Шарлотта терялась в догадках, как и где отец проводит в Брайтоне вечера. Его редко видели на Стейне, он никогда не сидел в тени крытых веранд, не появлялся в библиотеках, не посетил ни один из балов в «Касл Ин». Поклялся, что ноги его не будет в театрах, и лишь от случая к случаю выезжал верхом. На что же он тратит свое время?
Шарлотта уже в течение нескольких дней ломала голову над этим. Единственное, что ей удалось узнать у мисс Фиттлуорт, — так это то, что каждую ночь сэр Джон возвращается домой не раньше трех часов утра. Сведения эти получены от его дворецкого Пакли.
Совершенно ясно, что у него есть друзья, о которых ей ничего не известно. Но так продолжалось много лет. Джон Эмберли всегда жил сам по себе, не посвящая дочь в свои дела.
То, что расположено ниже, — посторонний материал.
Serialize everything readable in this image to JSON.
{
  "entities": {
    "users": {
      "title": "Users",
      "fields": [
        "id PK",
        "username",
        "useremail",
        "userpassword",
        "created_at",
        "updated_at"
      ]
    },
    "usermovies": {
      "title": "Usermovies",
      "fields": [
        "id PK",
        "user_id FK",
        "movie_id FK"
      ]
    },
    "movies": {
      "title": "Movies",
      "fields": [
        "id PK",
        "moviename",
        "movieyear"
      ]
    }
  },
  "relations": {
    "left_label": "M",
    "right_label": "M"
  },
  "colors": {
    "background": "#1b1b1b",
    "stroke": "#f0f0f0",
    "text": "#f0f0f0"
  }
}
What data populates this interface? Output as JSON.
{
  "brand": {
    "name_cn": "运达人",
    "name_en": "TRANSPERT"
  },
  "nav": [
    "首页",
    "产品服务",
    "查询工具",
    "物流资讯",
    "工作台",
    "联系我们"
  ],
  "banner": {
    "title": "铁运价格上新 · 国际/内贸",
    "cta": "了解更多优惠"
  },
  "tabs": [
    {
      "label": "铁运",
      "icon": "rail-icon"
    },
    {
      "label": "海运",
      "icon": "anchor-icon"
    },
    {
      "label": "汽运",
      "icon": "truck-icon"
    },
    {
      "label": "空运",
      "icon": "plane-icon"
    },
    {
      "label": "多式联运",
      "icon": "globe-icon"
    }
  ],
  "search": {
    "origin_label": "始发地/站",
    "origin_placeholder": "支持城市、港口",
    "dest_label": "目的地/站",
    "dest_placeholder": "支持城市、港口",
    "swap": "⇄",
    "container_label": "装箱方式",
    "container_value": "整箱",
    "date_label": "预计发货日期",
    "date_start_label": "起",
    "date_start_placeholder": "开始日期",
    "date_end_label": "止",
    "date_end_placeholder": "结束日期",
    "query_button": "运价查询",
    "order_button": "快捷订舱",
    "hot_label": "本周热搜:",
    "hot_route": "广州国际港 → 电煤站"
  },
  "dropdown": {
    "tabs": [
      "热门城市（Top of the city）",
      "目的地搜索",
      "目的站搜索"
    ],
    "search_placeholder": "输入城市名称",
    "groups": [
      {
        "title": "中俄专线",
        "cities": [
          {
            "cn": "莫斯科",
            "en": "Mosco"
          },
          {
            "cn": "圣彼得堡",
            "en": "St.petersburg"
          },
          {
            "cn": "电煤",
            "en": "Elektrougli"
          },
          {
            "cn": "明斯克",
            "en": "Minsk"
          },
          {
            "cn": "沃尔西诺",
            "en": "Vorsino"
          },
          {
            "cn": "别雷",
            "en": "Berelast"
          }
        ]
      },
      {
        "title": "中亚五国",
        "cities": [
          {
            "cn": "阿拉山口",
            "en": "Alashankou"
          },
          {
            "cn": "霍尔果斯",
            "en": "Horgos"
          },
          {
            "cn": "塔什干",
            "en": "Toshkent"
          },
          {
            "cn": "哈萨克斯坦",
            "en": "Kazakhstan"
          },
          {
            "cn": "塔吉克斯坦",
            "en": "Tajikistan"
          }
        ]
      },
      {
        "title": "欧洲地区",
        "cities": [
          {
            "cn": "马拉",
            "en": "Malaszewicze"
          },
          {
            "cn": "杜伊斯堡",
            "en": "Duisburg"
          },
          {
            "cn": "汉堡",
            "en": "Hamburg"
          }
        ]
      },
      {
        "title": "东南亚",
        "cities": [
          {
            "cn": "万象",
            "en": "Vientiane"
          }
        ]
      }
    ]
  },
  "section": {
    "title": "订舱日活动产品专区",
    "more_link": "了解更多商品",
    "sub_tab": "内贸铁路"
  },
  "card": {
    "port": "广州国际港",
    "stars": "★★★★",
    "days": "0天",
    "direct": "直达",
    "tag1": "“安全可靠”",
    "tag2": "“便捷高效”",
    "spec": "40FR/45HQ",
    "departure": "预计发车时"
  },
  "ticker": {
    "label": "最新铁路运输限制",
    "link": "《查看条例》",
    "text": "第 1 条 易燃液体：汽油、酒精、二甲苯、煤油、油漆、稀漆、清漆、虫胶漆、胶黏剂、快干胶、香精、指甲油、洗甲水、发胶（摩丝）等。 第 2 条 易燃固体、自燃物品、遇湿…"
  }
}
Поднявшись наверх и направляясь к комнате Генри, Шарлотта мысленно вернулась к своей стычке со Стоунлеем. И снова она прошептала: «О Господи! «, размышляя, простит ли он ее — ведь она выставила его на посмешище. Но зачем он вызвал ее на спор?
Вечером она одна поехала в отцовской коляске к Гастингсам. Выйдя из экипажа, она почувствовала себя библейским пророком Даниилом, брошенным в ров ко львам. В числе приглашенных была и леди Перселл. Шарлотта ничуть не сомневалась, что именно баронесса распространила в обществе ее отповедь Стоунлею.
Дворецкий открыл дверь, и по донесшемуся до нее смеху и гомону голосов Шарлотта поняла, что большинство гостей уже съехались. Не успела она подняться по лестнице, как оказалась в объятиях смеющейся Эмили и столь же веселого полковника. Выслушав переданные сэром Джоном извинения, полковник Гастингс заговорил о происшествии у Уокера.
— Клянусь Юпитером, вы подарили нам обоим чудесный день, — вскричал он. — Я никогда в жизни так не смеялся, как во время рассказа жены о вашем ответе Стоунлею. Будь я проклят, вы славно его приложили! Бедняга! Воображаю, чего он уже натерпелся с утра.
Речь эта, произнесенная полковником, как она поняла, с единственной целью похвалить ее, сковала страхом сердце Шарлотты. Она пожалела, что, будучи измученной бессонной ночью, не сдержалась в разговоре со Стоунлеем.
— Не стоит аплодировать моей дерзости, — тихо сказала она. — Боюсь, я говорила не подумав, потому что слишком устала. Ночью у Генри разболелось ухо.
— Я буду хвалить вас, сколько захочу, — живо возразил полковник. — Вы в моем доме, и если я захочу… как вам идет это платье. И мне очень нравится перо у вас в волосах… просто очаровательно!
Шарлотта удивилась, почему он так поспешно заговорил о другом, но в любом случае обрадовалась. Она мельком глянула в зеркало и краем глаза увидела белое страусовое перо, пышное и шелковистое, венчавшее ее каштановые кудри.
— Благодарю, — сказала она. — Я в первый раз украсила так прическу и чувствую себя немного птицей.